- Born: 20 July 1961 (age 65)
- Citizenship: French
- Education: Paris-Sud 11 University (PhD)
- Awards: CHI Academy
- Scientific career
- Fields: Computer Science (Human-Computer Interaction)
- Workplaces: Paris-Saclay University

= Michel Beaudouin-Lafon =

French computer scientist

Michel Beaudouin-Lafon (born 20 July 1961) is a French computer scientist working in the field of human–computer interaction. He received his PhD from the Paris-Sud 11 University (which is now Paris-Saclay University) in 1985. He is currently professor of computer science at Paris-Sud 11 University since 1992 (in the in Situ group) and was director of LRI, the laboratory for computer science, from 2002 to 2009.

He has been working in Human-Computer Interaction for over 20 years and was elected to the ACM SIGCHI Academy in 2006. His research interests include fundamental aspects of interaction, engineering of interactive systems, computer-supported cooperative work and novel interaction techniques. In 2004, his paper "Designing interaction, not interfaces" has been one of the most heavily downloaded papers in the ACM Digital Library. He has been featured in Ben Shneiderman's HCI Pioneers.

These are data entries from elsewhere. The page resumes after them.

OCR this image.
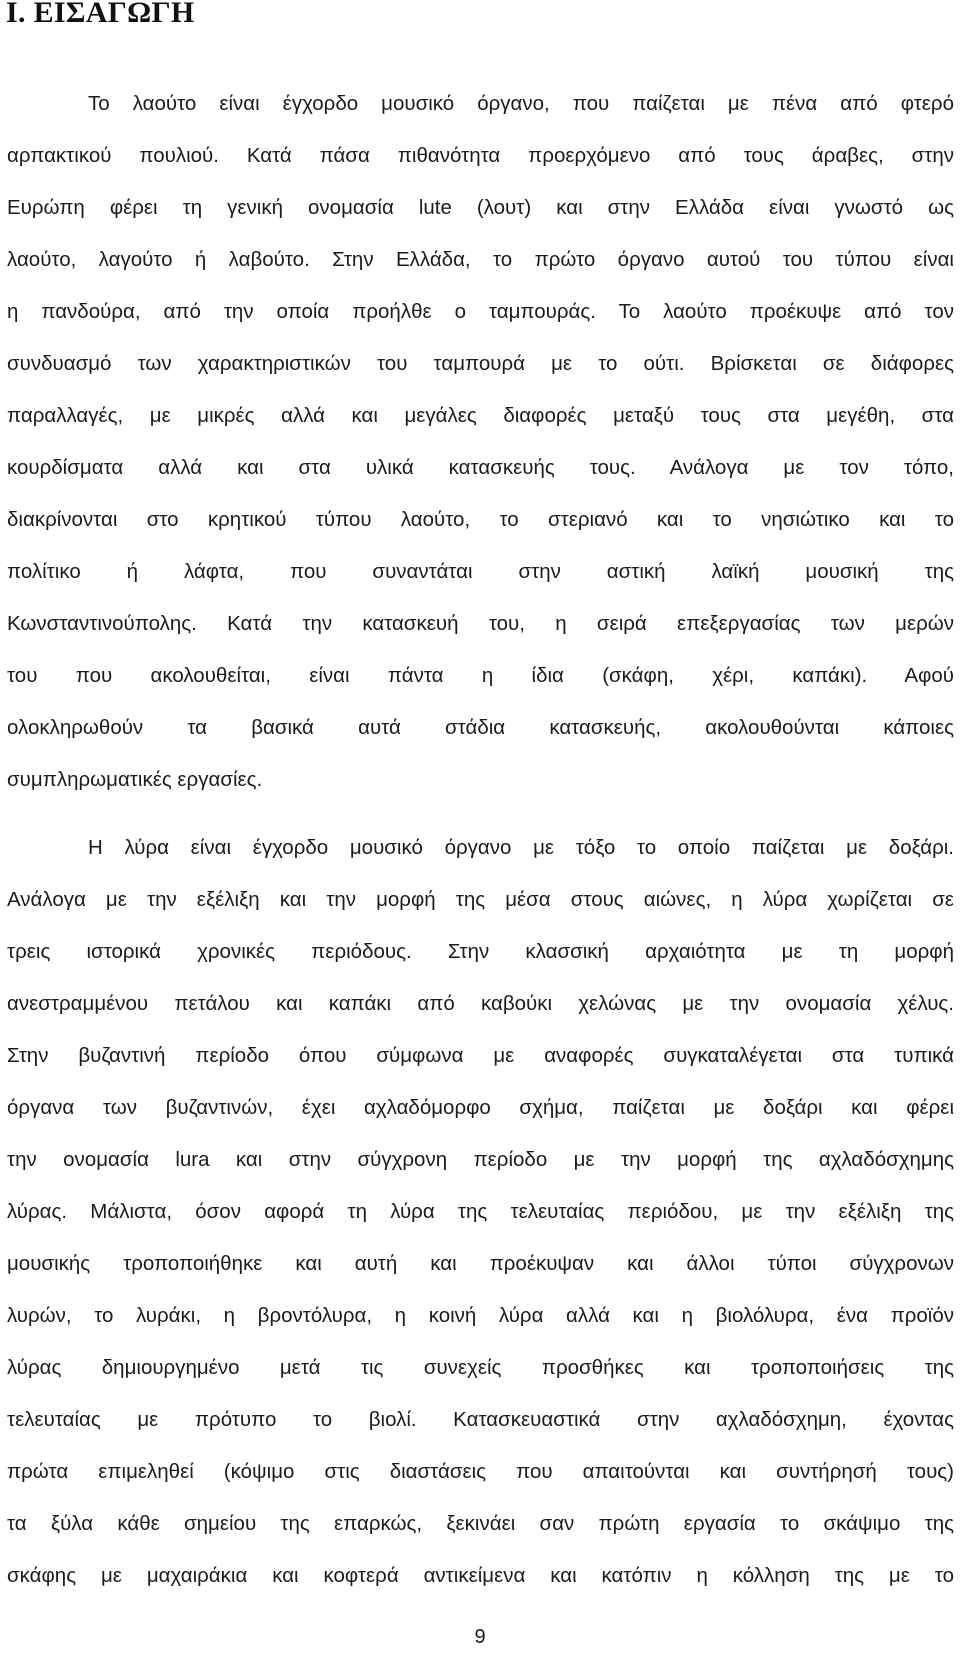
I. ΕΙΣΑΓΩΓΗ

Το λαούτο είναι έγχορδο μουσικό όργανο, που παίζεται με πένα από φτερό

αρπακτικού πουλιού. Κατά πάσα πιθανότητα προερχόμενο από τους άραβες, στην

Ευρώπη φέρει τη γενική ονομασία lute (λουτ) και στην Ελλάδα είναι γνωστό ως

λαούτο, λαγούτο ή λαβούτο. Στην Ελλάδα, το πρώτο όργανο αυτού του τύπου είναι

η πανδούρα, από την οποία προήλθε ο ταμπουράς. Το λαούτο προέκυψε από τον

συνδυασμό των χαρακτηριστικών του ταμπουρά με το ούτι. Βρίσκεται σε διάφορες

παραλλαγές, με μικρές αλλά και μεγάλες διαφορές μεταξύ τους στα μεγέθη, στα

κουρδίσματα αλλά και στα υλικά κατασκευής τους. Ανάλογα με τον τόπο,

διακρίνονται στο κρητικού τύπου λαούτο, το στεριανό και το νησιώτικο και το

πολίτικο ή λάφτα, που συναντάται στην αστική λαϊκή μουσική της

Κωνσταντινούπολης. Κατά την κατασκευή του, η σειρά επεξεργασίας των μερών

του που ακολουθείται, είναι πάντα η ίδια (σκάφη, χέρι, καπάκι). Αφού

ολοκληρωθούν τα βασικά αυτά στάδια κατασκευής, ακολουθούνται κάποιες

συμπληρωματικές εργασίες.

Η λύρα είναι έγχορδο μουσικό όργανο με τόξο το οποίο παίζεται με δοξάρι.

Ανάλογα με την εξέλιξη και την μορφή της μέσα στους αιώνες, η λύρα χωρίζεται σε

τρεις ιστορικά χρονικές περιόδους. Στην κλασσική αρχαιότητα με τη μορφή

ανεστραμμένου πετάλου και καπάκι από καβούκι χελώνας με την ονομασία χέλυς.

Στην βυζαντινή περίοδο όπου σύμφωνα με αναφορές συγκαταλέγεται στα τυπικά

όργανα των βυζαντινών, έχει αχλαδόμορφο σχήμα, παίζεται με δοξάρι και φέρει

την ονομασία lura και στην σύγχρονη περίοδο με την μορφή της αχλαδόσχημης

λύρας. Μάλιστα, όσον αφορά τη λύρα της τελευταίας περιόδου, με την εξέλιξη της

μουσικής τροποποιήθηκε και αυτή και προέκυψαν και άλλοι τύποι σύγχρονων

λυρών, το λυράκι, η βροντόλυρα, η κοινή λύρα αλλά και η βιολόλυρα, ένα προϊόν

λύρας δημιουργημένο μετά τις συνεχείς προσθήκες και τροποποιήσεις της

τελευταίας με πρότυπο το βιολί. Κατασκευαστικά στην αχλαδόσχημη, έχοντας

πρώτα επιμεληθεί (κόψιμο στις διαστάσεις που απαιτούνται και συντήρησή τους)

τα ξύλα κάθε σημείου της επαρκώς, ξεκινάει σαν πρώτη εργασία το σκάψιμο της

σκάφης με μαχαιράκια και κοφτερά αντικείμενα και κατόπιν η κόλληση της με το

9
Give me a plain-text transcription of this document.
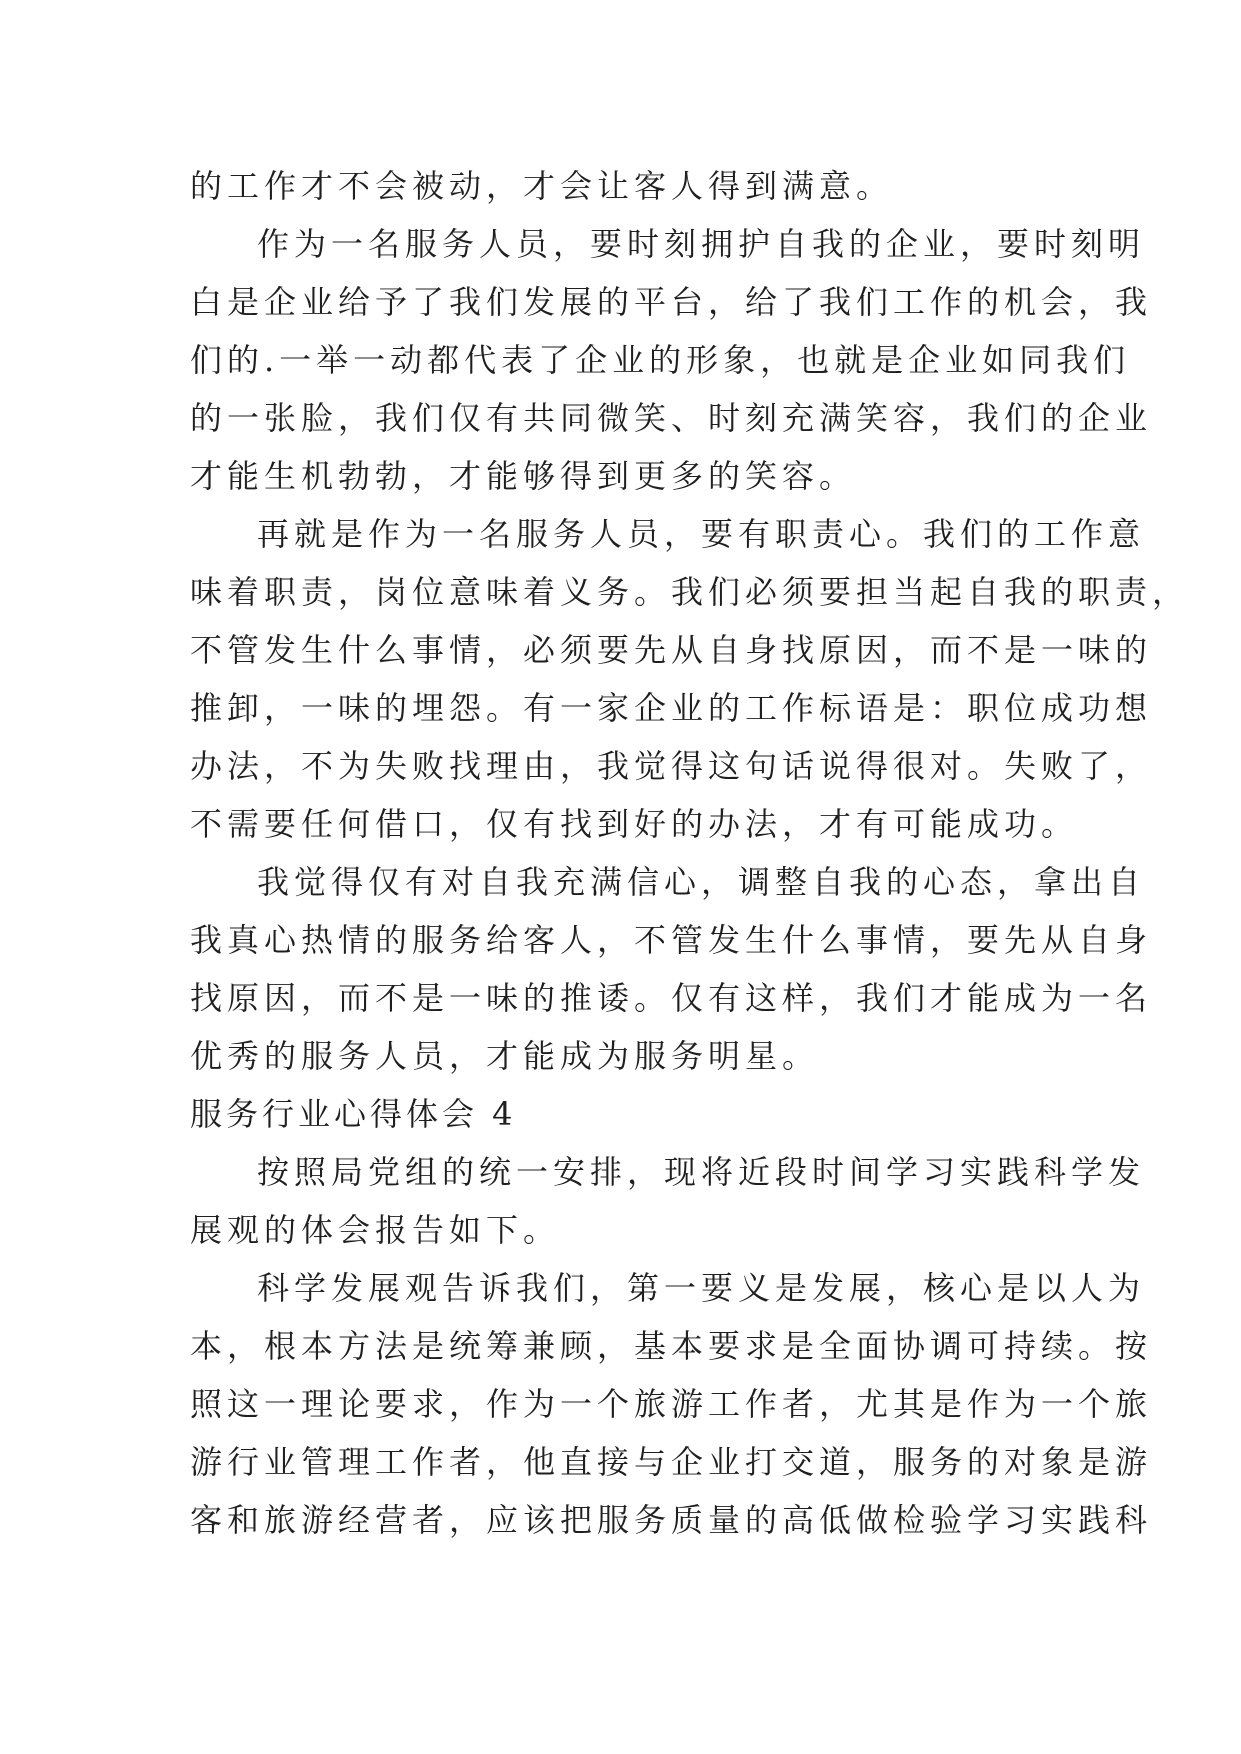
的工作才不会被动，才会让客人得到满意。
作为一名服务人员，要时刻拥护自我的企业，要时刻明
白是企业给予了我们发展的平台，给了我们工作的机会，我
们的.一举一动都代表了企业的形象，也就是企业如同我们
的一张脸，我们仅有共同微笑、时刻充满笑容，我们的企业
才能生机勃勃，才能够得到更多的笑容。
再就是作为一名服务人员，要有职责心。我们的工作意
味着职责，岗位意味着义务。我们必须要担当起自我的职责，
不管发生什么事情，必须要先从自身找原因，而不是一味的
推卸，一味的埋怨。有一家企业的工作标语是：职位成功想
办法，不为失败找理由，我觉得这句话说得很对。失败了，
不需要任何借口，仅有找到好的办法，才有可能成功。
我觉得仅有对自我充满信心，调整自我的心态，拿出自
我真心热情的服务给客人，不管发生什么事情，要先从自身
找原因，而不是一味的推诿。仅有这样，我们才能成为一名
优秀的服务人员，才能成为服务明星。
服务行业心得体会 4
按照局党组的统一安排，现将近段时间学习实践科学发
展观的体会报告如下。
科学发展观告诉我们，第一要义是发展，核心是以人为
本，根本方法是统筹兼顾，基本要求是全面协调可持续。按
照这一理论要求，作为一个旅游工作者，尤其是作为一个旅
游行业管理工作者，他直接与企业打交道，服务的对象是游
客和旅游经营者，应该把服务质量的高低做检验学习实践科
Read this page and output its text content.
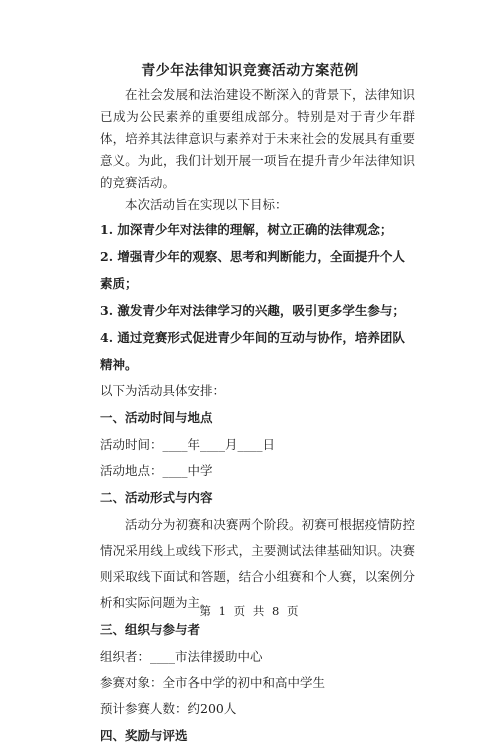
青少年法律知识竞赛活动方案范例

在社会发展和法治建设不断深入的背景下，法律知识已成为公民素养的重要组成部分。特别是对于青少年群体，培养其法律意识与素养对于未来社会的发展具有重要意义。为此，我们计划开展一项旨在提升青少年法律知识的竞赛活动。

本次活动旨在实现以下目标：

1. 加深青少年对法律的理解，树立正确的法律观念；

2. 增强青少年的观察、思考和判断能力，全面提升个人素质；

3. 激发青少年对法律学习的兴趣，吸引更多学生参与；

4. 通过竞赛形式促进青少年间的互动与协作，培养团队精神。

以下为活动具体安排：

一、活动时间与地点

活动时间：____年____月____日

活动地点：____中学

二、活动形式与内容

活动分为初赛和决赛两个阶段。初赛可根据疫情防控情况采用线上或线下形式，主要测试法律基础知识。决赛则采取线下面试和答题，结合小组赛和个人赛，以案例分析和实际问题为主。

三、组织与参与者

组织者：____市法律援助中心

参赛对象：全市各中学的初中和高中学生

预计参赛人数：约200人

四、奖励与评选

第 1 页 共 8 页
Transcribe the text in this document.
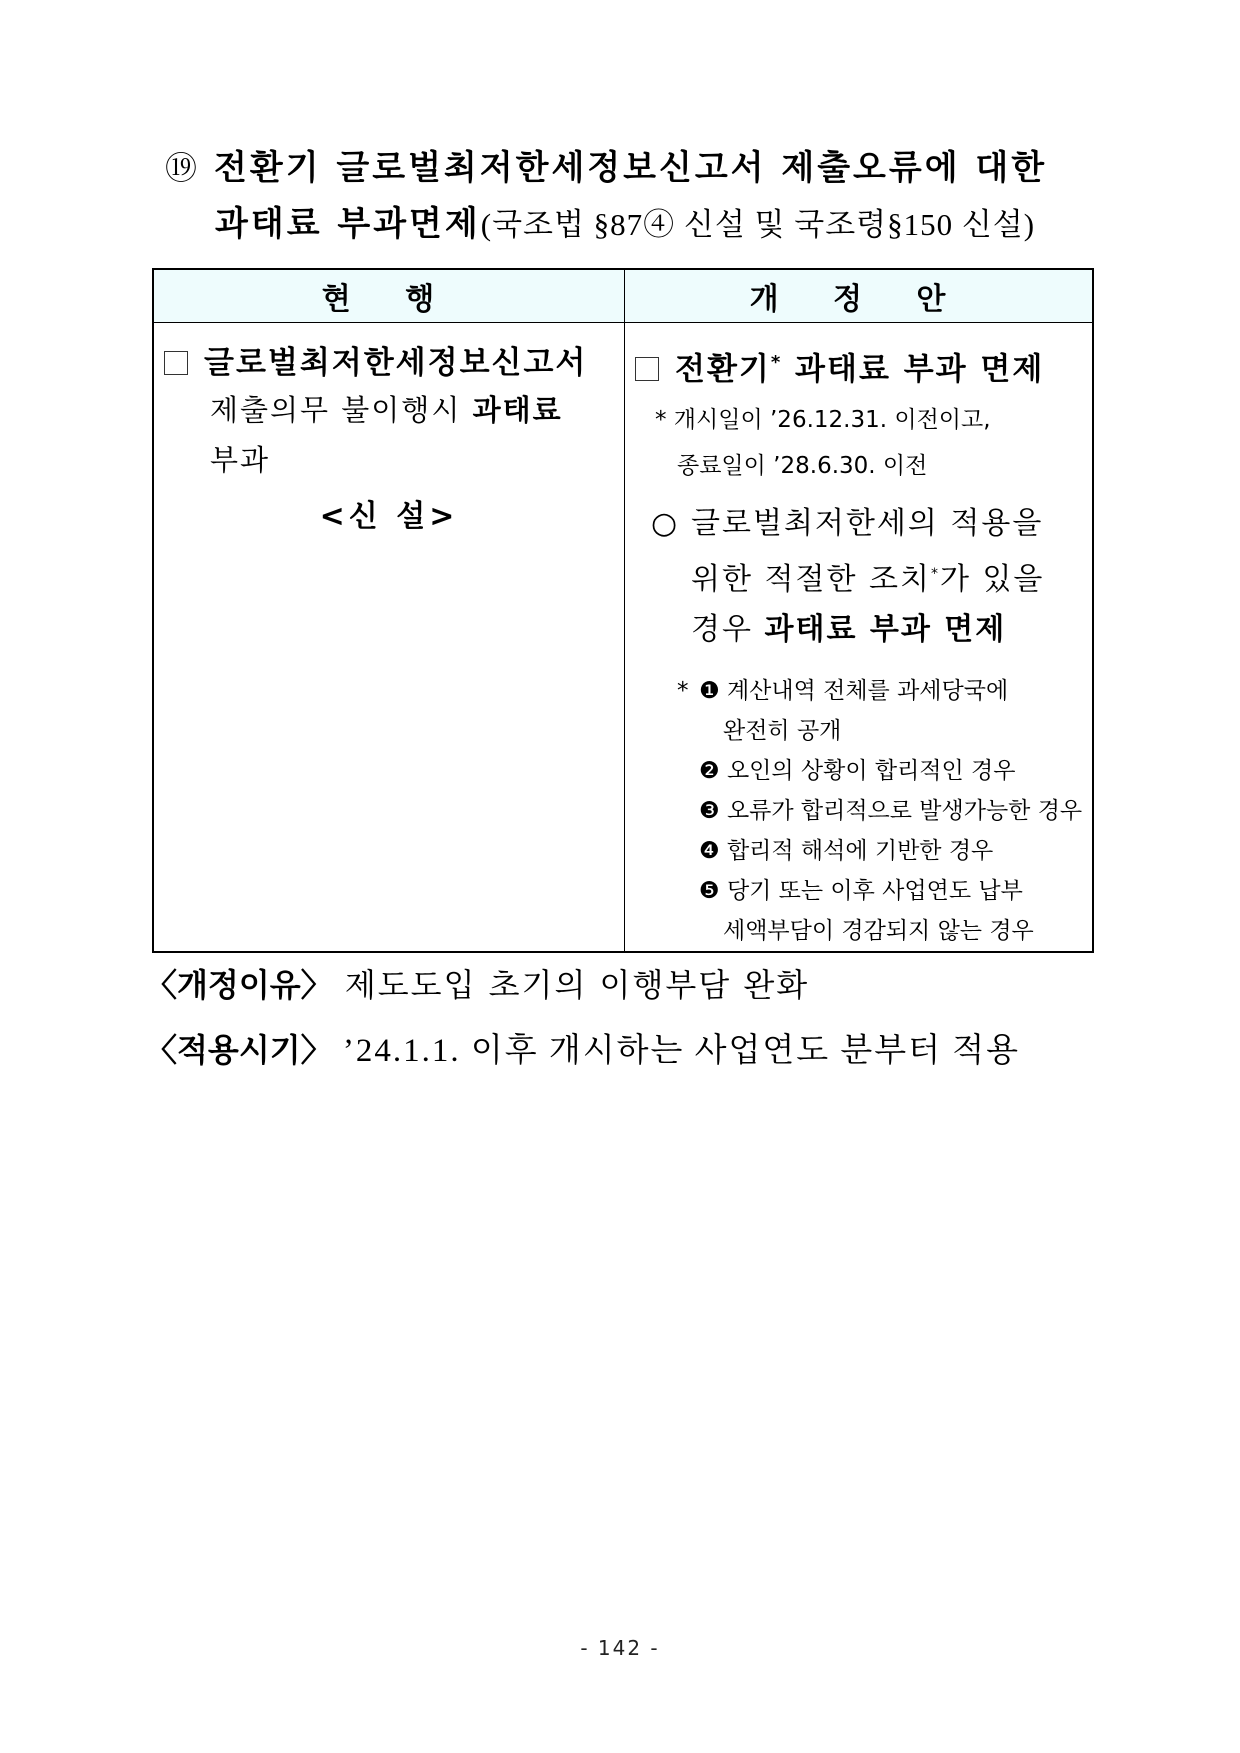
⑲ 전환기 글로벌최저한세정보신고서 제출오류에 대한
과태료 부과면제(국조법 §87④ 신설 및 국조령§150 신설)
현 행	개 정 안

글로벌최저한세정보신고서
제출의무 불이행시 과태료
부과
<신 설>

전환기* 과태료 부과 면제
* 개시일이 ’26.12.31. 이전이고,
종료일이 ’28.6.30. 이전
○ 글로벌최저한세의 적용을
위한 적절한 조치*가 있을
경우 과태료 부과 면제
* ❶ 계산내역 전체를 과세당국에
완전히 공개
❷ 오인의 상황이 합리적인 경우
❸ 오류가 합리적으로 발생가능한 경우
❹ 합리적 해석에 기반한 경우
❺ 당기 또는 이후 사업연도 납부
세액부담이 경감되지 않는 경우
〈개정이유〉 제도도입 초기의 이행부담 완화
〈적용시기〉 ’24.1.1. 이후 개시하는 사업연도 분부터 적용
- 142 -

Michel Beaudouin-Lafon was one of the founders, and first president, of AFIHM, the French national equivalent of Association for Computing Machinery SIGCHI. In recent years he has played major roles in CHI and UIST conferences, serving as program chair or program committee member. From 2002 to 2008, he was a member-at-large of the ACM Council and member of the ACM Publications Board. He was named to the 2022 class of ACM Fellows, "for contributions to human-computer interaction, instrumental interaction and generative theory, and community leadership".